Readiness to Regulate SMRs in Canada
Abstract of the technical paper presented at:
ASME 2011 Small Modular Reactors Symposium
September 28-30, 2011
S. Herstead, S. Cook and M. de Vos
Canadian Nuclear Safety Commission (CNSC)
Ottawa, Ontario, Canada
The success of any new build project is reliant upon all stakeholders – applicants, vendors, contractors and regulatory agencies – being ready to do their part. Over the past several years, the Canadian Nuclear Safety Commission (CNSC) has been working to ensure that it has the appropriate regulatory framework and internal processes in place for the timely and efficient licensing of all types of reactor, regardless of size. This effort has resulted in several new regulatory documents and internal processes including pre-project vendor design reviews.
The CNSC's general nuclear safety objective requires that nuclear facilities be designed and operated in a manner that will protect the health, safety and security of persons and the environment from unreasonable risk, and to implement Canada's international commitments on the peaceful use of nuclear energy. To achieve this objective, the regulatory approach strikes a balance between pure performance-based regulation and prescriptive-based regulation.

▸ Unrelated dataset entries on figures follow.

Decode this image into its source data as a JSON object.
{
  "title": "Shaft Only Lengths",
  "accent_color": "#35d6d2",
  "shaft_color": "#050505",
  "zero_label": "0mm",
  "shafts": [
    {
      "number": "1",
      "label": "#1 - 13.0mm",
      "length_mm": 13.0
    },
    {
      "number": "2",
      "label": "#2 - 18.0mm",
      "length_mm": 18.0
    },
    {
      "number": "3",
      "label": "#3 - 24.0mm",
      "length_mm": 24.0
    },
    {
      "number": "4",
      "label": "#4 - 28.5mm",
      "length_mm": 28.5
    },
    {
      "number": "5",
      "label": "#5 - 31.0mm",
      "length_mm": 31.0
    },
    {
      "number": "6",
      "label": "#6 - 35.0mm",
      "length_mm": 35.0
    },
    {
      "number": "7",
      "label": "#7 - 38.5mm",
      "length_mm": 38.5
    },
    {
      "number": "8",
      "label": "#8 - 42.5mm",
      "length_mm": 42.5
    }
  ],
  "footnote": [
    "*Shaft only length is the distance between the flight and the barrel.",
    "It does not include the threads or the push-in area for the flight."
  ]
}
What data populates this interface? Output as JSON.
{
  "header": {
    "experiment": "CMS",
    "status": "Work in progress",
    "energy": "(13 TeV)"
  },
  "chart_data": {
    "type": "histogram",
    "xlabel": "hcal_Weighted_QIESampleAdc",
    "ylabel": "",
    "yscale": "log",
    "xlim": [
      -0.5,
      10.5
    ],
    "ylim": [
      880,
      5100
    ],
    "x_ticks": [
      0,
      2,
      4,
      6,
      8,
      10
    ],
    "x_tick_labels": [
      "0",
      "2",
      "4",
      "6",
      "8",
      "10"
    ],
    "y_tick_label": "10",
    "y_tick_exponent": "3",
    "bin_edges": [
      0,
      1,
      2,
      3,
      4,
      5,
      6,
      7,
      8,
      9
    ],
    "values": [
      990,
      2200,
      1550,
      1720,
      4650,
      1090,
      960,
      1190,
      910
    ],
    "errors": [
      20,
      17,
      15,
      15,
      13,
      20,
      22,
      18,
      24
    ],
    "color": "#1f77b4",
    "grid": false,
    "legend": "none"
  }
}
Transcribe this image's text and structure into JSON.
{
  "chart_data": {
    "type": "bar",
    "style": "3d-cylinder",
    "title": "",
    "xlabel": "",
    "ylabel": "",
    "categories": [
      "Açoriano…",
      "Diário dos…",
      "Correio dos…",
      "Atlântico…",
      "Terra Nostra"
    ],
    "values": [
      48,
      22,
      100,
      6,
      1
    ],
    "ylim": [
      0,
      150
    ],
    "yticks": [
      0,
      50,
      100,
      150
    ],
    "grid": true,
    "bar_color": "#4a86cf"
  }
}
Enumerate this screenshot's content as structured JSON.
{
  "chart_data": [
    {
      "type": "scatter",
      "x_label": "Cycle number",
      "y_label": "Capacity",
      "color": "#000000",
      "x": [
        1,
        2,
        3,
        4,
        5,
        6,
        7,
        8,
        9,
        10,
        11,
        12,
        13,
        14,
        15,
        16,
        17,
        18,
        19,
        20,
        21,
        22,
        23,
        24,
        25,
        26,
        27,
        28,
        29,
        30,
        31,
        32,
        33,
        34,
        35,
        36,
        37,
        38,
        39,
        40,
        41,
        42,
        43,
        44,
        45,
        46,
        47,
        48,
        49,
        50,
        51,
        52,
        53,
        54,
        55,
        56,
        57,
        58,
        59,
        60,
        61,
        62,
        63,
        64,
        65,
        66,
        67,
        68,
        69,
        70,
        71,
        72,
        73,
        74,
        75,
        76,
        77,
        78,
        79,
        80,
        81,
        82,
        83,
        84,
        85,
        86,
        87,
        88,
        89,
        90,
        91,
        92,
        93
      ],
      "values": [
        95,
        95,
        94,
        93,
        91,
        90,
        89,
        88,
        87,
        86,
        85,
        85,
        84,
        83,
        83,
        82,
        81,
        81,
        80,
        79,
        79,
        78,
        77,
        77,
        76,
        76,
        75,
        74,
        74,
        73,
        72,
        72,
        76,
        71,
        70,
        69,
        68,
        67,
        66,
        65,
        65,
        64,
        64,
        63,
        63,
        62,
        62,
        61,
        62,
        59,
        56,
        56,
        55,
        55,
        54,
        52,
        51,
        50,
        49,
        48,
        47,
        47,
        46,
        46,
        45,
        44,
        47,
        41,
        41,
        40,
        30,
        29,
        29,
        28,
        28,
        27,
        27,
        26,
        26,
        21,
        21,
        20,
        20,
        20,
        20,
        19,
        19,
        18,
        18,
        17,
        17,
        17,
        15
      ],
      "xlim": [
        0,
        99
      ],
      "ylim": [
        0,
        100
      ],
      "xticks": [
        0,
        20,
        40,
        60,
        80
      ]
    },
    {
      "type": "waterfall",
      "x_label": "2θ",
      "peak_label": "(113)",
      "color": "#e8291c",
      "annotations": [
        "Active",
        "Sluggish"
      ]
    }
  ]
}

By utilizing this approach, CNSC seeks to ensure a regulatory environment exists that encourages innovation within the nuclear industry without compromising the high standards necessary for safety.
The CNSC is applying a technology neutral approach as part of its continuing work to update its regulatory framework and achieve clarity of its requirements. A reactor power threshold of approximately 200 MW(th) has been chosen to distinguish between large and small reactors. It is recognized that some small modular reactors (SMRs) will be larger than 200 MW(th), so a graded approach to achieving safety is still possible even though nuclear power plant design and safety requirements will apply. Design requirements for large reactors are established through two main regulatory documents. These are RD-337 Design for New Nuclear Power Plants and RD-310 Safety Analysis for Nuclear Power Plants. For reactors below 200 MW(th), the CNSC allows additional flexibility in the use of a graded approach to achieving safety in two new regulatory documents: RD-367 Design of Small Reactors and RD-308 Deterministic Safety Analysis for Small Reactors.
The CNSC offers a pre-licensing vendor design review as an optional service for reactor facility designs. This review process is intended to provide early identification and resolution of potential regulatory or technical issues in the design process, particularly those that could result in significant changes to the design or analysis. The process aims to increase regulatory certainty and ultimately contribute to public safety.
This paper outlines the CNSC's expectations for applicant and vendor readiness and discusses the process for pre-licensing reviews which allows vendors and applicants to understand their readiness for licensing.